À mon réveil, j’ai trouvé sur le pied de mon lit trois gros bouquets. Tous les ans, on invente une manière différente de me souhaiter ma fête. Cette fois-ci, j’avais à deviner. J’ai tout de suite compris que les roses mousseuses blanches venaient de maman, les pensées de grand’mère, et que l’héliotrope avait été cueilli de la part de mon parrain. Comme ils sont malins tous trois ! Ce sont les fleurs que chacun examine ou respire avec prédilection.

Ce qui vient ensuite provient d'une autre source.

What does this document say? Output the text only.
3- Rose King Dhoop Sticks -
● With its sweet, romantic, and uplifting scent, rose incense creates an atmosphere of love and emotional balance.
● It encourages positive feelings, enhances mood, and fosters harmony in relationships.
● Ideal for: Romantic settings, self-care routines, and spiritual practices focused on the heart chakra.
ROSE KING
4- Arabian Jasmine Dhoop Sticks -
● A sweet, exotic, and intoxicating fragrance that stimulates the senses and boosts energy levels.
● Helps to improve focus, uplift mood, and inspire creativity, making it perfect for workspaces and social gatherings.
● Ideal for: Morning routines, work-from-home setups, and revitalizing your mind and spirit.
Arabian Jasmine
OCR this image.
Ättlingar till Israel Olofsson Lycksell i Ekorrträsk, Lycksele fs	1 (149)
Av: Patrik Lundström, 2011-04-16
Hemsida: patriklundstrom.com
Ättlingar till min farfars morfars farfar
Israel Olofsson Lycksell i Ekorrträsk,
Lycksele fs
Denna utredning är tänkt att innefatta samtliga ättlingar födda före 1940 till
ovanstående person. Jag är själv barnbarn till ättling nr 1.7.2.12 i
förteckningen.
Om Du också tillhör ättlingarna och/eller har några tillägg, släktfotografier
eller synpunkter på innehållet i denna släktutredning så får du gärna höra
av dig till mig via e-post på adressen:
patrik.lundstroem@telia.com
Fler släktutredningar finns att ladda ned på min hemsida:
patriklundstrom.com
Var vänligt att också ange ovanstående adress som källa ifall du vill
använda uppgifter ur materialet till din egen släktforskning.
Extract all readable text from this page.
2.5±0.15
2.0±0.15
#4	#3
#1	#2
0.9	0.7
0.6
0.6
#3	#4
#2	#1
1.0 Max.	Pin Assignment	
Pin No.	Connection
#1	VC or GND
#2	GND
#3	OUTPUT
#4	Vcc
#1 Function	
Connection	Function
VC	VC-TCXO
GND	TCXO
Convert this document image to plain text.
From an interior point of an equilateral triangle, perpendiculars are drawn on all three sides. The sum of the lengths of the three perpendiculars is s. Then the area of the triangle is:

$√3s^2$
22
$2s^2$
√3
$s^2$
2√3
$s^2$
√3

Puis, sur la table de ma chambre, il y avait une jolie robe toute brodée par maman, un beau coffre à ouvrage choisi par bonne maman, un portrait de toutes deux crayonné par mon parrain. Comme il dessine et comme il voit bien, lui ! Elles ressemblent que c’est incroyable ! Oui, c’est bien là la grand’mère avec ses yeux pénétrants et son petit air doux qui est quelque fois si sévère. C’est bien mamita[1], avec ses beaux cheveux à minces filets argentés, ses traits admirables, son sourire si tendre, sa jolie taille souple… Comme elle est encore belle et jolie, mamita ! et comme mon parrain l’admire et la comprend, puisqu’il l’a reproduite ainsi de mémoire !

Avec son cadeau, il y avait une lettre d’envoi que j’attache ici avec une épingle. Il me semble que mon journal sera complet, si j’y ajoute les lettres qui m’intéressent.


« Manille, le 8 mai 1846.

» Ma bien-aimée filleule, cette lettre arrivera, j’espère, à temps pour que mamita te la remette le jour de ton anniversaire, avec la copie d’un dessin que j’ai fait à bord du navire qui m’a amené ici, et qui, s’il ressemble, comme je me l’ima-

  1. En espagnol, petite maman.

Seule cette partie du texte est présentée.